Software-Defined Networking (SDN) is a leading and most emerging for future networks architecture that is dynamic in nature, manageable, cost-effective and adaptable. It is ideal for high-bandwidth and dynamic nature of current applications. SDN decouples the network control and forwarding functions enabling the network control to become directly programmable and the underlying infrastructure to be abstracted for applications and network services.
SDN (Software-defined networking) is a new paradigm to configure and operate computer networks (especially data center networks) through a centralized software controller that dictates how the network behaves.
- What are the Benefits/Advantage of Software Defined Network.

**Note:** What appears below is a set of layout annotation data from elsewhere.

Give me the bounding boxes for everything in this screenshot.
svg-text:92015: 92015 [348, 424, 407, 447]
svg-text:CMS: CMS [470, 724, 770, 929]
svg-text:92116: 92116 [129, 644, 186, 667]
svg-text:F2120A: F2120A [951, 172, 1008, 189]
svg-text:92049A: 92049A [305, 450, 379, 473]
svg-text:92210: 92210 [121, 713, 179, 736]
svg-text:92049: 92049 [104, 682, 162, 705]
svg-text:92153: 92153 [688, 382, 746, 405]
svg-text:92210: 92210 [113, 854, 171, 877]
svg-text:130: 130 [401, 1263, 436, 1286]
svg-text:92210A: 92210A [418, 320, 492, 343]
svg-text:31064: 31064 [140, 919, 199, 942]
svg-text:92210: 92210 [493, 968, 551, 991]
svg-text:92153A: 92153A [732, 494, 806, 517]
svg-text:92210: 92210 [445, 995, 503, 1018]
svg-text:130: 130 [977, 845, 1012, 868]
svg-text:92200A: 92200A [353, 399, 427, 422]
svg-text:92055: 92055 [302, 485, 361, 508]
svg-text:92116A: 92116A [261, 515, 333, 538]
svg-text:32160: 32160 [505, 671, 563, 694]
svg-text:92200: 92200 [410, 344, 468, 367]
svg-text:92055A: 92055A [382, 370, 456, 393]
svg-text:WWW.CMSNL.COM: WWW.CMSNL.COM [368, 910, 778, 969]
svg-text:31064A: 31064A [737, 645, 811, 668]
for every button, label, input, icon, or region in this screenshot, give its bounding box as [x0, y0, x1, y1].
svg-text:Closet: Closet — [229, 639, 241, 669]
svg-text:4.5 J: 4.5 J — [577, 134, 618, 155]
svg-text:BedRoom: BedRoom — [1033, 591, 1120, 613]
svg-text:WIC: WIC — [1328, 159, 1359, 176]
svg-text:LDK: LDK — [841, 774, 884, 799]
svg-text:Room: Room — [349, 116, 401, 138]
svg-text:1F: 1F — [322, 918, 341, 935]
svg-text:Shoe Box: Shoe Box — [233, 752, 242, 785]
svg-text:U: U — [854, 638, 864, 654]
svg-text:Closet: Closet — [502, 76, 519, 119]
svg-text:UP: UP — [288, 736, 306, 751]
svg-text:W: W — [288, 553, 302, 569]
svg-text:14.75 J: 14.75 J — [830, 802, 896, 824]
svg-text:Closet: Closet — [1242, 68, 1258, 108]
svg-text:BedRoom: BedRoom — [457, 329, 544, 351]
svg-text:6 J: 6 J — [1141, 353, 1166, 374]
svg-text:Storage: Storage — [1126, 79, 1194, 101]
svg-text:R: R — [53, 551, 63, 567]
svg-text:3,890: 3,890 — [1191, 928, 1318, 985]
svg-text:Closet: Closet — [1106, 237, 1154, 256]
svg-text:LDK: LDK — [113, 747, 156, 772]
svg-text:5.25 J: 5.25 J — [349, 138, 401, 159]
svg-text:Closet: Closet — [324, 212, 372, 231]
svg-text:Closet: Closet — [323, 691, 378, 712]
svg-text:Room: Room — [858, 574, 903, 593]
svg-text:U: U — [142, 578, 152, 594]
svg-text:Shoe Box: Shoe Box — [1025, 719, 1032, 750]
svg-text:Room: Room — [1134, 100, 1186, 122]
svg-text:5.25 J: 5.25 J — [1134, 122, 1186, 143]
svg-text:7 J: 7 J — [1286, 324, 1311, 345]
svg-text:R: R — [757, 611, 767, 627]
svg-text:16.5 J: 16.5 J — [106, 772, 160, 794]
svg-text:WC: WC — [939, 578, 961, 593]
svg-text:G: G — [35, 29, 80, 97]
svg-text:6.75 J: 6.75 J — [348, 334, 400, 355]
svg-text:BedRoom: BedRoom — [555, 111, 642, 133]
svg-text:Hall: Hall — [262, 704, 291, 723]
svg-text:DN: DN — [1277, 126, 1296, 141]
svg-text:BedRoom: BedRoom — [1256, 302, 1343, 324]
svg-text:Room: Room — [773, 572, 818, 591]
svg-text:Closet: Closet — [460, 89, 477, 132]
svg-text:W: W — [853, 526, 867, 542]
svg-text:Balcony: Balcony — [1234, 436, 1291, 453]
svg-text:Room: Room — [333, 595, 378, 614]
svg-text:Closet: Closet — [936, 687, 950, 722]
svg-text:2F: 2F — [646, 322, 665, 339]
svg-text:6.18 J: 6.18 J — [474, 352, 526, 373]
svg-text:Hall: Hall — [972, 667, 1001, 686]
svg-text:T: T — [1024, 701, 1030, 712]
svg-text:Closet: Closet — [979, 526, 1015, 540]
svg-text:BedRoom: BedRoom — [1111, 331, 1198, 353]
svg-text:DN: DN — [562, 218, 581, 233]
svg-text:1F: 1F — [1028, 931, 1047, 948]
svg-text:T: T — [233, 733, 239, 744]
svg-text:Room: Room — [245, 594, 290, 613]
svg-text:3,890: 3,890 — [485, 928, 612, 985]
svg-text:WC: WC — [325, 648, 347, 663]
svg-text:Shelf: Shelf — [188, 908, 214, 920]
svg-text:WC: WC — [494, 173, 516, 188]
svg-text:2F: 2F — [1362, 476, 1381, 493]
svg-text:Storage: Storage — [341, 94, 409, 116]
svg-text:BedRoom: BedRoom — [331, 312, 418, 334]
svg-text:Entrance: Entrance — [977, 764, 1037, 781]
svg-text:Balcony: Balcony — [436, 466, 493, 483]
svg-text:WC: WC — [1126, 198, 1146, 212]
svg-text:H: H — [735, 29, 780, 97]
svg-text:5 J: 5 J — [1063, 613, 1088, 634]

- Directly programmable: Network control is directly programmable because it is decoupled from forwarding functions.
- Agile: Abstracting control from forwarding lets administrators dynamically adjust network-wide traffic flow to meet changing needs.
- Centrally managed: Network intelligence is (logically) centralized in software-based SDN controllers that maintain a global view of the network, which appears to applications and policy engines as a single, logical switch.
- Programmatically configured: SDN lets network managers configure, manage, secure, and optimize network resources very quickly via dynamic, automated SDN programs, which they can write themselves because the programs do not depend on proprietary software.
- Open standards-based and vendor-neutral: It is well implemented through open standards, SDN simplifies network design and operation because instructions are provided by SDN controllers instead of multiple, vendor-specific devices and protocols.